The news comes after the Quinn's lodged papers in the High Court on Wednesday, suing Anglo for alleged negligence, breach of duty and intentional and/or negligent infliction of economic damage.
The case will centre on the circumstances behind the Quinn family's loss of control over the Quinn Group conglomerate, where Anglo recently installed a receiver.
Anglo, which is owed some €2.88bn by tycoon Sean Quinn and his family, won't be able to respond to the Quinns' allegations until the family lodges a "statement of claim" setting out more details.
Sources close to the bank yesterday confirmed, however, that Anglo would "vigorously defend" the lawsuit.
One of the core issues is likely to be the validity of the charges that Mr Quinn's children granted over various Quinn family companies as security for their loans.
The Quinns claim the charges are invalid, unenforcable and of no legal effect. Anglo's new management team is understood to have carried out an extensive review of the charges, and consider them sound.
The Quinns are also seeking declarations from Anglo that guarantees given over six Cyprus companies are invalid. The assets held by these companies are unclear.
The Quinn action that has been filed is one of three mooted legal battles arising out of the Quinn debacle.
Anglo has been mulling over taking legal action against Mr Quinn and his children to compel them to submit information about their wealth and devise some arrangements to deal with the outstanding debts.

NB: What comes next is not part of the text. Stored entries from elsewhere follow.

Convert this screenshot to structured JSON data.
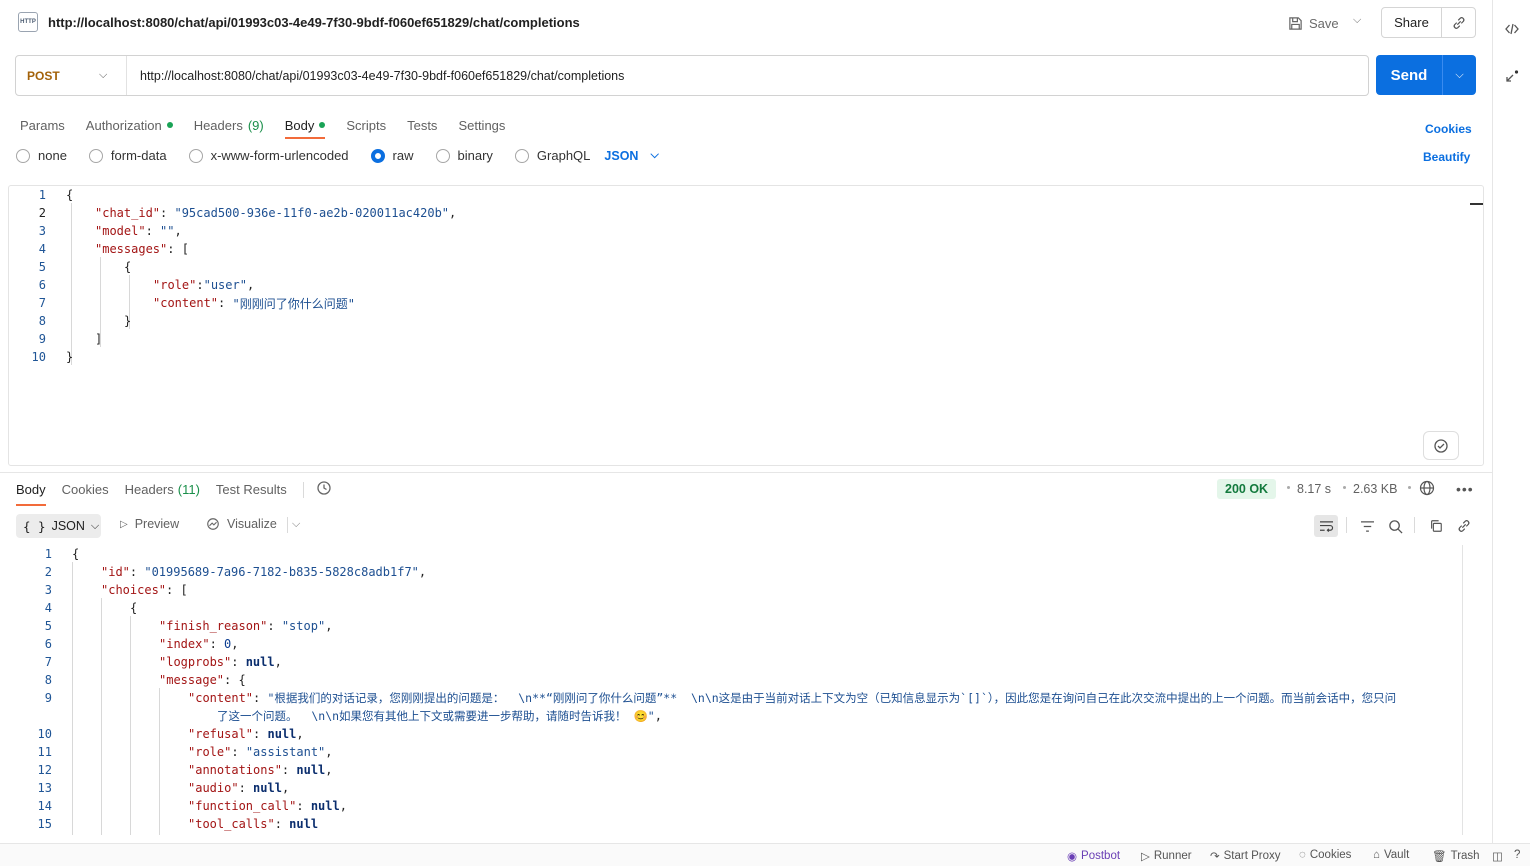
{
  "header": {
    "badge": "HTTP",
    "title": "http://localhost:8080/chat/api/01993c03-4e49-7f30-9bdf-f060ef651829/chat/completions",
    "save_label": "Save",
    "share_label": "Share"
  },
  "request": {
    "method": "POST",
    "url": "http://localhost:8080/chat/api/01993c03-4e49-7f30-9bdf-f060ef651829/chat/completions",
    "send_label": "Send",
    "method_color": "#a3620a",
    "send_color": "#0b6fe0"
  },
  "req_tabs": [
    {
      "label": "Params"
    },
    {
      "label": "Authorization"
    },
    {
      "label": "Headers",
      "count": "(9)"
    },
    {
      "label": "Body"
    },
    {
      "label": "Scripts"
    },
    {
      "label": "Tests"
    },
    {
      "label": "Settings"
    }
  ],
  "cookies_label": "Cookies",
  "beautify_label": "Beautify",
  "body_types": [
    {
      "label": "none",
      "selected": false
    },
    {
      "label": "form-data",
      "selected": false
    },
    {
      "label": "x-www-form-urlencoded",
      "selected": false
    },
    {
      "label": "raw",
      "selected": true
    },
    {
      "label": "binary",
      "selected": false
    },
    {
      "label": "GraphQL",
      "selected": false
    }
  ],
  "raw_format": "JSON",
  "request_body": {
    "chat_id": "\"95cad500-936e-11f0-ae2b-020011ac420b\"",
    "model": "\"\"",
    "role": "\"user\"",
    "content": "\"刚刚问了你什么问题\""
  },
  "response": {
    "tabs": [
      {
        "label": "Body"
      },
      {
        "label": "Cookies"
      },
      {
        "label": "Headers",
        "count": "(11)"
      },
      {
        "label": "Test Results"
      }
    ],
    "status": "200 OK",
    "time": "8.17 s",
    "size": "2.63 KB",
    "format": "JSON",
    "preview_label": "Preview",
    "visualize_label": "Visualize",
    "status_color": "#137a3d"
  },
  "response_body": {
    "id": "\"01995689-7a96-7182-b835-5828c8adb1f7\"",
    "finish_reason": "\"stop\"",
    "index": "0",
    "logprobs": "null",
    "content_line1": "\"根据我们的对话记录，您刚刚提出的问题是：  \\n**“刚刚问了你什么问题”**  \\n\\n这是由于当前对话上下文为空（已知信息显示为`[]`），因此您是在询问自己在此次交流中提出的上一个问题。而当前会话中，您只问",
    "content_line2": "了这一个问题。  \\n\\n如果您有其他上下文或需要进一步帮助，请随时告诉我！ 😊\"",
    "refusal": "null",
    "role": "\"assistant\"",
    "annotations": "null",
    "audio": "null",
    "function_call": "null",
    "tool_calls": "null"
  },
  "statusbar": {
    "postbot": "Postbot",
    "runner": "Runner",
    "proxy": "Start Proxy",
    "cookies": "Cookies",
    "vault": "Vault",
    "trash": "Trash"
  }
}
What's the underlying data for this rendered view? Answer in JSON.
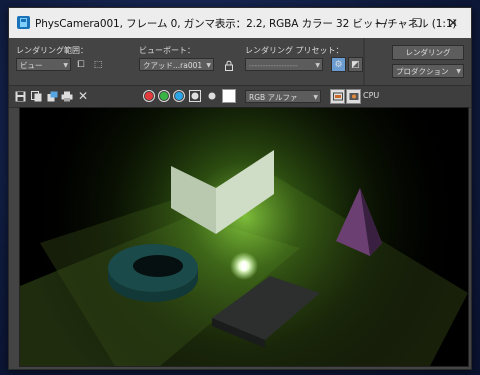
{
  "window": {
    "title": "PhysCamera001, フレーム 0, ガンマ表示：2.2, RGBA カラー 32 ビット/チャネル (1:1)",
    "app_icon": "3ds-max-render-icon",
    "minimize_glyph": "—",
    "maximize_glyph": "☐",
    "close_glyph": "✕"
  },
  "controls": {
    "render_area_label": "レンダリング範囲：",
    "render_area_value": "ビュー",
    "viewport_label": "ビューポート：",
    "viewport_value": "クアッド...ra001",
    "preset_label": "レンダリング プリセット：",
    "preset_value": "------------------",
    "render_button": "レンダリング",
    "production_value": "プロダクション"
  },
  "toolbar": {
    "channel_value": "RGB アルファ",
    "cpu_label": "CPU",
    "colors": {
      "red": "#e33b3b",
      "green": "#38b544",
      "blue": "#2aa6e6"
    }
  }
}
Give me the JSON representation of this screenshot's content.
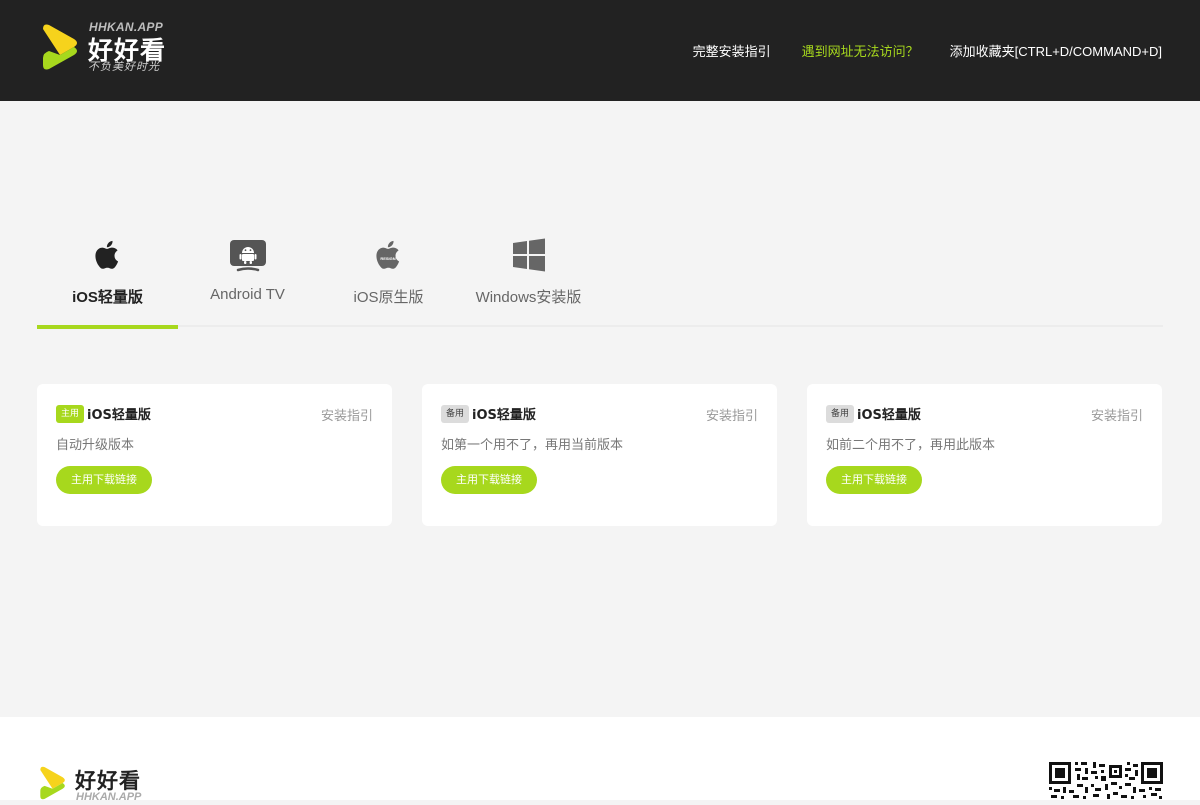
{
  "header": {
    "logo": {
      "domain": "HHKAN.APP",
      "brand": "好好看",
      "slogan": "不负美好时光",
      "colors": {
        "yellow": "#f6d31c",
        "green": "#a7d81d"
      }
    },
    "nav": [
      {
        "label": "完整安装指引"
      },
      {
        "label": "遇到网址无法访问？",
        "accent": "#a7d81d"
      },
      {
        "label": "添加收藏夹[CTRL+D/COMMAND+D]"
      }
    ]
  },
  "tabs": [
    {
      "label": "iOS轻量版",
      "icon": "apple-icon",
      "active": true
    },
    {
      "label": "Android TV",
      "icon": "android-tv-icon",
      "active": false
    },
    {
      "label": "iOS原生版",
      "icon": "apple-resign-icon",
      "icon_text": "RESIGN",
      "active": false
    },
    {
      "label": "Windows安装版",
      "icon": "windows-icon",
      "active": false
    }
  ],
  "cards": [
    {
      "badge": "主用",
      "badge_type": "main",
      "title": "iOS轻量版",
      "guide": "安装指引",
      "desc": "自动升级版本",
      "button": "主用下载链接"
    },
    {
      "badge": "备用",
      "badge_type": "backup",
      "title": "iOS轻量版",
      "guide": "安装指引",
      "desc": "如第一个用不了，再用当前版本",
      "button": "主用下载链接"
    },
    {
      "badge": "备用",
      "badge_type": "backup",
      "title": "iOS轻量版",
      "guide": "安装指引",
      "desc": "如前二个用不了，再用此版本",
      "button": "主用下载链接"
    }
  ],
  "footer": {
    "logo": {
      "brand": "好好看",
      "domain": "HHKAN.APP"
    },
    "qr_icon": "qr-code-icon"
  },
  "theme": {
    "accent": "#a7d81d",
    "header_bg": "#222222",
    "page_bg": "#f4f4f4"
  }
}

Anglo had been hoping to resolve matters by agreement, but the Quinns' legal action makes this significantly less likely.
A decision on any action by Anglo is expected to be taken by the board over the coming days.
The bank declined to comment yesterday.
The Quinns have also been considering taking legal action against the Central Bank over its March 2010 decision to put Quinn Insurance into administration.
A spokesman for the family yesterday declined to comment on whether this action was likely to proceed.